Common bugs and edge cases

  • Building on the wrong (larger) side. Bad cardinality estimates make the optimizer build on the big table; the hash table blows past the memory budget and spills, killing performance. Stale statistics are the usual culprit — run ANALYZE.
  • Treating NULL as a value. In SQL, NULL = NULL is unknown, so NULL keys must never match. Skip NULL keys in build and probe, or you'll emit phantom rows.
  • Reusing one hash function for partition and bucket. In grace/hybrid joins, the partitioning hash and the in-memory bucket hash must be independent, or every key in a partition collides into a single chain.
  • Data skew on the join key. A "guest" / NULL-surrogate / default key shared by millions of rows creates one giant bucket; that key's join degrades to quadratic. Detect skew and split the hot key out, or fall back to another join.
  • Assuming sorted output. Code (or a downstream merge step) that relies on hash-join output being ordered will silently break. Add an explicit sort if you need order.
  • Forgetting one-to-many fan-out. A bucket can hold many build rows; emitting only the first match drops valid join results. Always iterate the whole bucket.

Frequently asked questions

Why build the hash table on the smaller table?

The hash table has to fit in memory, and you scan the other table only once to probe it. Building on the smaller (the "build" side) minimizes memory use and the chance of spilling to disk. The optimizer estimates which input is smaller from table statistics; if it guesses wrong, the build side may not fit and the join spills.

When is a hash join faster than a nested loop join?

Hash join wins when both inputs are large and unsorted and the predicate is an equality. It is O(n + m) instead of the nested loop's O(n · m). A nested loop join still wins when one side is tiny or there is an index on the inner table's join column, because then the inner lookup is O(log m) per outer row with no build cost.

Can a hash join do range or inequality joins?

No.
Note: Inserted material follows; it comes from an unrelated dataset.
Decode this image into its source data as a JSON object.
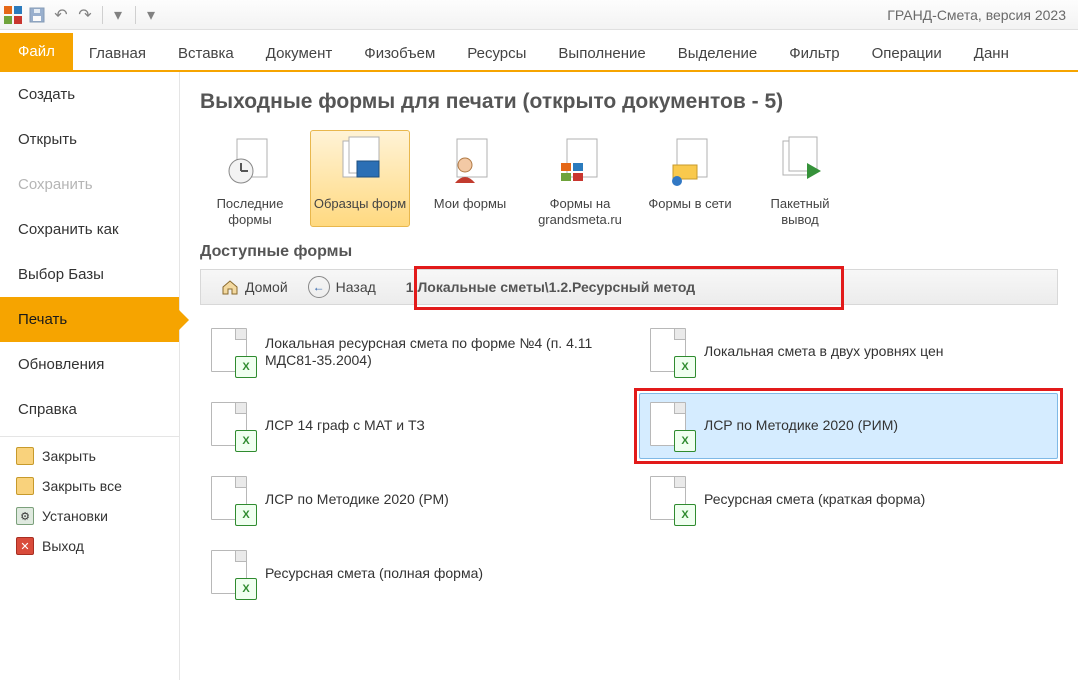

A hash table answers "does this exact key exist?" so hash join only handles equi-joins (a = b). For range predicates (a < b, a BETWEEN x AND y) you need a sort-merge join or a nested loop with an index range scan. This is the single biggest limitation of hash join.

What is a grace hash join?

When the build side does not fit in memory, grace hash join partitions both tables into buckets by hashing the join key, writing each bucket to disk. Because matching keys land in the same bucket on both sides, it then joins the buckets pairwise in memory. It trades one extra round of disk I/O for the ability to join inputs far larger than RAM.

Why can a hash join blow up on skewed data?

If millions of build rows share one join key, they all chain into a single hash bucket, and every matching probe row must scan that long chain. The join degrades toward O(n · m) for the skewed key. Partitioning does not help because skew sends a whole partition to one bucket — engines add skew-handling heuristics or fall back to other join methods.

Does the output of a hash join preserve any order?

No. Rows come out in probe-scan order interleaved with hash-bucket order, which is effectively arbitrary. If the query has an ORDER BY, the planner must add an explicit sort afterward — one reason sort-merge join can win when the result needs to be sorted anyway.